Of course, every ReducedTerm
is equivalent to some “regular” Term
:
-- | Convert a reduced term to a term (the reduced terms are "embedded" in the
-- set of terms).
toTerm :: ReducedTerm -> Term
toTerm (ReducedAbs body) = Abs $ toTerm body
toTerm (Stuck s) = unStuck s
where
unStuck (StuckVar i) = Var i
unStuck (StuckApp rator rand) =
let rator' = unStuck rator
rand' = toTerm rand
in App rator' rand'
With ReducedTerm
in hand, we can sharpen the type of reduce
:
reduce :: Term -> ReducedTerm
reduce (Var i) = Stuck $ StuckVar i
reduce (Abs body) = ReducedAbs $ reduce body
reduce (App rator rand) = case reduce rator of
(ReducedAbs body) ->
let arg = shift 1 rand
subbed = subst 0 arg (toTerm body)
in reduce $ shift (-1) subbed
(Stuck op) -> Stuck $ StuckApp op $ reduce rand
A Few Examples
We end this post with a few classics examples. First, the successor of the successor of the successor of zero is three:
suc = Abs $ Abs $ Abs $ App (Var 1) (App (App (Var 2) (Var 1)) (Var 0))
zero = Abs $ Abs (Var 0)
three = App suc $ App suc $ App suc zero
toTerm $ reduce three
-- Abs (Abs (App (Var 1) (App (Var 1) (App (Var 1) (Var 0)))))
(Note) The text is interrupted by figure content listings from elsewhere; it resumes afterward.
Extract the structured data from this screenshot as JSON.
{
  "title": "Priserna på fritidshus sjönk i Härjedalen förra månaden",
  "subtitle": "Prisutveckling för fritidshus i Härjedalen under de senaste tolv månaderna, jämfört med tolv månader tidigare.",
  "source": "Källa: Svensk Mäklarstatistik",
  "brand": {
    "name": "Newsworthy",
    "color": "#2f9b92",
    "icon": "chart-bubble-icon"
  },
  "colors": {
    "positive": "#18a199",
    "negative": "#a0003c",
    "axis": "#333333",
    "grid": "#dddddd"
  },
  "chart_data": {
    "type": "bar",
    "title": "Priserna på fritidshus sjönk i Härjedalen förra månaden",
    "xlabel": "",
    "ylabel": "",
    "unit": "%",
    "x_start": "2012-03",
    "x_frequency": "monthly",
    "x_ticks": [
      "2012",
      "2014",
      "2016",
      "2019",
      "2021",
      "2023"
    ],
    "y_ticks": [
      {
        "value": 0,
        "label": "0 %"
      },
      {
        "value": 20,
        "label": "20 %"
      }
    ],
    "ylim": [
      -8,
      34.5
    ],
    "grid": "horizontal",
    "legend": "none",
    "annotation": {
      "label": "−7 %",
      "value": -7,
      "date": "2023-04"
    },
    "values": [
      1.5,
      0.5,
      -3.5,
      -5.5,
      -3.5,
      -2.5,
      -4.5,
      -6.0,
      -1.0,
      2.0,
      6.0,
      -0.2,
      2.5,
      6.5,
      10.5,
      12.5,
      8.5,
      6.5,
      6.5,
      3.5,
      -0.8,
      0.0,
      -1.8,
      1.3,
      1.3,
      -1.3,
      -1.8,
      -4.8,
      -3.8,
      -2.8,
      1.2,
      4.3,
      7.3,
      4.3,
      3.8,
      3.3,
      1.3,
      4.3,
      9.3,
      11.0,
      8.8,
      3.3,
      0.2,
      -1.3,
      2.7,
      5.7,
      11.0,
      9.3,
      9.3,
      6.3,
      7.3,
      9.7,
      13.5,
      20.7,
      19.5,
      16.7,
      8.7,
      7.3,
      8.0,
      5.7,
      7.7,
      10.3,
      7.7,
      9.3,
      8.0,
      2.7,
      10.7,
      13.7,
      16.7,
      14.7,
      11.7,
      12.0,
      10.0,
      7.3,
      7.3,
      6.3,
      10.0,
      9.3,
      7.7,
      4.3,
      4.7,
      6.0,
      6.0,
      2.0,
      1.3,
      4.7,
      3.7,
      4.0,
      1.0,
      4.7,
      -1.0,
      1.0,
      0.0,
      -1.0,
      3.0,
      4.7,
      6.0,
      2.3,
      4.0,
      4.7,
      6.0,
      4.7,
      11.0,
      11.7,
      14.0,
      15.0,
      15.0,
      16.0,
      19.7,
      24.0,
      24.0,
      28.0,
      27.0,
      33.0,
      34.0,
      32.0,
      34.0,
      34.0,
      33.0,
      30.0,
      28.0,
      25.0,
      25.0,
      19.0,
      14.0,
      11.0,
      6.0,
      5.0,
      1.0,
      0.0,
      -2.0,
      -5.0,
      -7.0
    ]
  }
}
De Bruijn indices are really a pain to work with by hand…
We can also construct pairs and project their components:
cons = Abs $ Abs $ Abs $ App (App (Var 0) (Var 2)) (Var 1)
fst' = Abs $ App (Var 0) (Abs $ Abs (Var 1))
snd' = Abs $ App (Var 0) (Abs $ Abs (Var 0))
pair = App (App cons zero) three
toTerm $ reduce $ App fst' pair
-- Abs (Abs (Var 0))
toTerm $ reduce $ App snd' pair
-- Abs (Abs (App (Var 1) (App (Var 1) (App (Var 1) (Var 0)))))
(I’ve applied toTerm
to the output of reduce
to make the results a little
easier to read.)
Finally, we should check that the infamous Omega combinator can’t be normalized:
omega = Abs (App (Var 0) (Var 0))
reduce $ App omega omega
-- waiting...
-- ...
-- ...
-- Ctrl^C
Well that’s enough fun for now. In future posts we’ll see how to extend this system along a number of different dimensions.